For JSON→XML conversion, the reverse decisions apply: the converter must decide whether a JSON property becomes an XML element or attribute. Our JSON to XML converter uses the @ prefix convention for round-trip compatibility.
Common XML Pitfalls
- Unescaped ampersands. An
&in text content must be written as&. An unescaped&makes the document not well-formed and no XML parser will accept it. This is the single most frequent XML error. - Missing closing tags. Unlike HTML, XML requires every tag to close. A missing
</tag>produces a fatal parse error, not a best-effort render. - Namespace prefix without declaration. Using
<ns:tag>without a correspondingxmlns:ns="..."declaration makes the document not namespace-well-formed. - Encoding mismatch. If the prolog says
encoding="UTF-8"but the file is actually Latin-1, characters above U+007F will cause parse failures. Always verify the actual byte encoding matches the declaration. - Duplicate attributes. The same attribute name cannot appear twice on the same element:
<book type="fiction" type="non-fiction">is a fatal error.

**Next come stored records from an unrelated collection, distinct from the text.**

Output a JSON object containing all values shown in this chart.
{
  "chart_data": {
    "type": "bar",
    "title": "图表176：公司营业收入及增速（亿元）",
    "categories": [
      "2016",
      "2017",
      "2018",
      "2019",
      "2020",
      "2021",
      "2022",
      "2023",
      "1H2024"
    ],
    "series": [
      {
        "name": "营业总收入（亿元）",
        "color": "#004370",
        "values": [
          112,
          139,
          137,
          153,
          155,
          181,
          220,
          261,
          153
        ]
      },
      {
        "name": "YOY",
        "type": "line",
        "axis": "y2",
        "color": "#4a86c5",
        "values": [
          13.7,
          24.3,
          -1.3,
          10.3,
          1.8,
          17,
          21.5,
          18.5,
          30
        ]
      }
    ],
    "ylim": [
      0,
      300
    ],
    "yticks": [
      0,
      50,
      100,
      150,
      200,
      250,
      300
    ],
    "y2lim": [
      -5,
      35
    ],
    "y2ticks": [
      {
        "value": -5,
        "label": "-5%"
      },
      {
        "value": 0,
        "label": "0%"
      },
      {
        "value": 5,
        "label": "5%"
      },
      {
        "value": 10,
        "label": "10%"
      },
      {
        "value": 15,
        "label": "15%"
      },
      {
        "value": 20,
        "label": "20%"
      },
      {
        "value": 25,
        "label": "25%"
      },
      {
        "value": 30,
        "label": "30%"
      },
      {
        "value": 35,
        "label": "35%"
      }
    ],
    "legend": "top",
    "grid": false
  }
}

Frequently Asked Questions
Does XML-to-JSON conversion preserve attributes?
It depends on the converter. Most converters preserve attribute values by using an @-prefix convention: the attribute category="book" on an element becomes a JSON property "@category": "book". Some converters place attributes under a dedicated key like "@attributes" or "_attributes". In both cases the values survive the conversion — but the distinction between an element and an attribute is lost, since JSON has no native equivalent to XML attributes. If you need to round-trip XML→JSON→XML, pick a converter that documents its attribute strategy and stick with it.
What happens to XML comments during conversion?
Most XML-to-JSON converters silently drop XML comments (<!-- ... -->). Comments are metadata, not data, and JSON has no comment syntax — the JSON specification (RFC 8259) does not include comments. If your XML comments contain information you need to preserve (version numbers, author notes, suppression markers), extract them before conversion. Some specialized XML tooling can serialize comments as JSON properties (e.g., "__comment": "..."), but this is not standard behavior.
Why does my XML have namespace prefixes in JSON output?
Namespace prefixes (e.g., <ns:title>) appear in JSON output when the converter preserves the qualified name as-is, producing keys like "ns:title". This happens because XML namespaces don't map neatly to JSON — there's no JSON equivalent to xmlns declarations. Some converters strip prefixes entirely and use the local name; others include the full namespace URI in a separate key. If you need clean JSON output, consider pre-processing your XML to remove namespace prefixes or use a converter that can resolve qualified names to their local-name equivalents.